This is a duplicate of a question I asked on stack overflow
I am serving a sagemaker model through a custom docker container using the guide that AWS provides. This is a docker container that runs a simple nginx->gunicorn/wsgi->flask server
I am facing an issue where my transform requests time out around 30 minutes in all instances, despite should being able to continue to 60 minutes. I need requests to be able to go to sagemaker maximum of 60 minutes due to data intense nature of request.

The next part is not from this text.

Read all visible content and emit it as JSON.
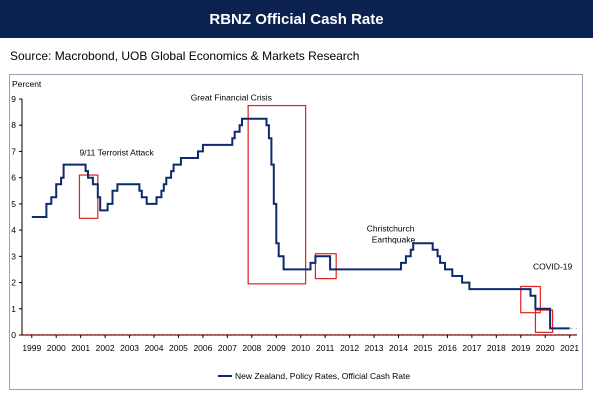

Through experience working with this setup for some months, I know that there are 3 factors that should affect the time my server has to respond to requests:
- Sagemaker itself will cap invocations requests according to the
InvocationsTimeoutInSeconds
paremeter set when creating the batch
transform
job.
- The
nginx.conf
file must be configured such that keepalive_timeout
, proxy_read_timeout
, proxy_send_timeout
, and proxy_connect_timeout
are all equal or greater than maximum timeout
- gunicorn server must its timeout configured to be equal or greater than maximum timeout
I have verified that when I create my batch transform job InvocationsTimeoutInSeconds
is set to 3600 (1 hour)
My nginx.conf looks like this:
worker_processes 1;
daemon off; # Prevent forking
pid /tmp/nginx.pid;
error_log /var/log/nginx/error.log;
events {
# defaults
}
http {
include /etc/nginx/mime.types;
default_type application/octet-stream;
access_log /var/log/nginx/access.log combined;
sendfile on;
client_max_body_size 30M;
keepalive_timeout 3920s;
upstream gunicorn {
server unix:/tmp/gunicorn.sock;
}
server {
listen 8080 deferred;
client_max_body_size 80m;
keepalive_timeout 3920s;
proxy_read_timeout 3920s;
proxy_send_timeout 3920s;
proxy_connect_timeout 3920s;
send_timeout 3920s;
location ~ ^/(ping|invocations) {
proxy_set_header X-Forwarded-For $proxy_add_x_forwarded_for;
proxy_set_header Host $http_host;
proxy_redirect off;
proxy_pass http://gunicorn;
}
location / {
return 404 "{}";
}
}
}`
I start the gunicorn server like this:
def start_server():
print('Starting the inference server with {} workers.'.format(model_server_workers))
print('Model server timeout {}.'.format(model_server_timeout))
# link the log streams to stdout/err so they will be logged to the container logs
subprocess.check_call(['ln', '-sf', '/dev/stdout', '/var/log/nginx/access.log'])
subprocess.check_call(['ln', '-sf', '/dev/stderr', '/var/log/nginx/error.log'])
nginx = subprocess.Popen(['nginx', '-c', '/opt/program/nginx.conf'])
gunicorn = subprocess.Popen(['gunicorn',
'--timeout', str(3600),
'-k', 'sync',
'-b', 'unix:/tmp/gunicorn.sock',
'--log-level', 'debug',
'-w', str(1),
'wsgi:app'])
signal.signal(signal.SIGTERM, lambda a, b: sigterm_handler(nginx.pid, gunicorn.pid))
# If either subprocess exits, so do we.
pids = set([nginx.pid, gunicorn.pid])
while True:
pid, _ = os.wait()
if pid in pids:
break
sigterm_handler(nginx.pid, gunicorn.pid)
print('Inference server exiting')
Despite all this, whenever a transform job takes longer than approx 30 minutes I will see this message in my logs and the transform job status becomes failed:
2023/01/07 08:23:14 [error] 11#11: *4 upstream prematurely closed connection while reading response header from upstream, client: 169.254.255.130, server: , request: "POST /invocations HTTP/1.1", upstream: "http://unix:/tmp/gunicorn.sock:/invocations", host: "169.254.255.131:8080"
I am close to thinking there is a bug in AWS batch transform, but perhaps I am missing some other variable (perhaps in the nginx.conf) that could lead to premature upstream termination of my request.